A year in the life of our forests

Röjning av skog av Södra-medlemmen Karl-Eric Johansson och dottern Ellen Johansson.  Gran avveckling lövskärm.

We continue to bring you a snapshot of life in a typical forest estate owned by one of our 52,000 members. Jonas Larsson is our guide through the year. Managing Director of Södra Cell GmbH and Senior Advisor Forestry, he has been a Södra member for eight years with a plot of 20 hectares, just under half the size of an average Södra forest estate. His wife previously owned a Södra forest that was in the family for four generations, now managed by her brother.


As we wait for all signs of frost to pass before planting new seedlings, March is the ideal time to ensure the trees already growing have the best conditions to ensure they thrive. Rather like thinning out a row of carrot seedlings in a vegetable patch, pre-commercial thinning is a job with no immediate gain, but it needs to be done to ensure a healthy outcome for the future.

After planting, other tree species will often self-seed. This gives me the possibility to both promote wood production and increase biodiversity in the area. But left unattended, the forest floor can become overcrowded within a couple of years. Trees need space and those that compete for water, light and nutrients may still grow tall but not wide and will not thrive.

Typically, this first thinning is done when the trees are between three and six metres high, at around eight years old.

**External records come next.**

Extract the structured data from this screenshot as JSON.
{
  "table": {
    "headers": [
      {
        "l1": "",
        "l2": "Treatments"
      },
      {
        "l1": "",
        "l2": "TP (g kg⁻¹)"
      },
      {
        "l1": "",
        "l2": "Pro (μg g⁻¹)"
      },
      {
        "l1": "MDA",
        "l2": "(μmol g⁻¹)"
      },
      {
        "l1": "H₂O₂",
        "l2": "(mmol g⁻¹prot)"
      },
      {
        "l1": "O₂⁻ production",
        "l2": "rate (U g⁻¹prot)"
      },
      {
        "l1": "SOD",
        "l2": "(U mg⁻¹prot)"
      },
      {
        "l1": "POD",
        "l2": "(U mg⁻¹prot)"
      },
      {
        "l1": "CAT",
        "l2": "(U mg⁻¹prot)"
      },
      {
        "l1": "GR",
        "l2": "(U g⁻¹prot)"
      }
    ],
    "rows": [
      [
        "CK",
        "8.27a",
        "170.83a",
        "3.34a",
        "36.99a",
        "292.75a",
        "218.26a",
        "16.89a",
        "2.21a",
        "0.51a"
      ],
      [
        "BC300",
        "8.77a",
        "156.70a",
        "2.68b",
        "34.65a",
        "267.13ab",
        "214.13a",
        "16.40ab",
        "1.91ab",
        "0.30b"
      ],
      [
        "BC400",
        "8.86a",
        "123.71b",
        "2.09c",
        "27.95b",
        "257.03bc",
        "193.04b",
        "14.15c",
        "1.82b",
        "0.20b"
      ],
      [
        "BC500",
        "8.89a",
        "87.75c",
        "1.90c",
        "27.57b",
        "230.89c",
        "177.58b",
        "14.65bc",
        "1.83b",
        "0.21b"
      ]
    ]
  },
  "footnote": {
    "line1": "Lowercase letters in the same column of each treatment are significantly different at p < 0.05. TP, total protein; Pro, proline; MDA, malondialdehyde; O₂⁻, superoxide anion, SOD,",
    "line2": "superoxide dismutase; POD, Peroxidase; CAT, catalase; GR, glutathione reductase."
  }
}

They are too small to have any commercial value but are deliberately left in the forest to return their nutrients to the soil.

This year we identified three areas for pre-commercial thinning, one to do ourselves and due to time restraints, we enlisted the help of specialist contractors for the other two from Södra. One of the advantages of going through Södra is the knowledge that anyone who takes charge in our forest has been certified to the company’s standards, a prerequisite to work on Södra estates. The job they do affects our forest for the rest of the rotation period because this is about concentrating the growth potential into fewer trees for the best outcome in the future, so it’s essential they are trained in sustainable forest management.

Once thinned, we then leave the remaining trees to enjoy their bigger share of the forest’s resources until the first commercial thinning in another 10-15 years’ time.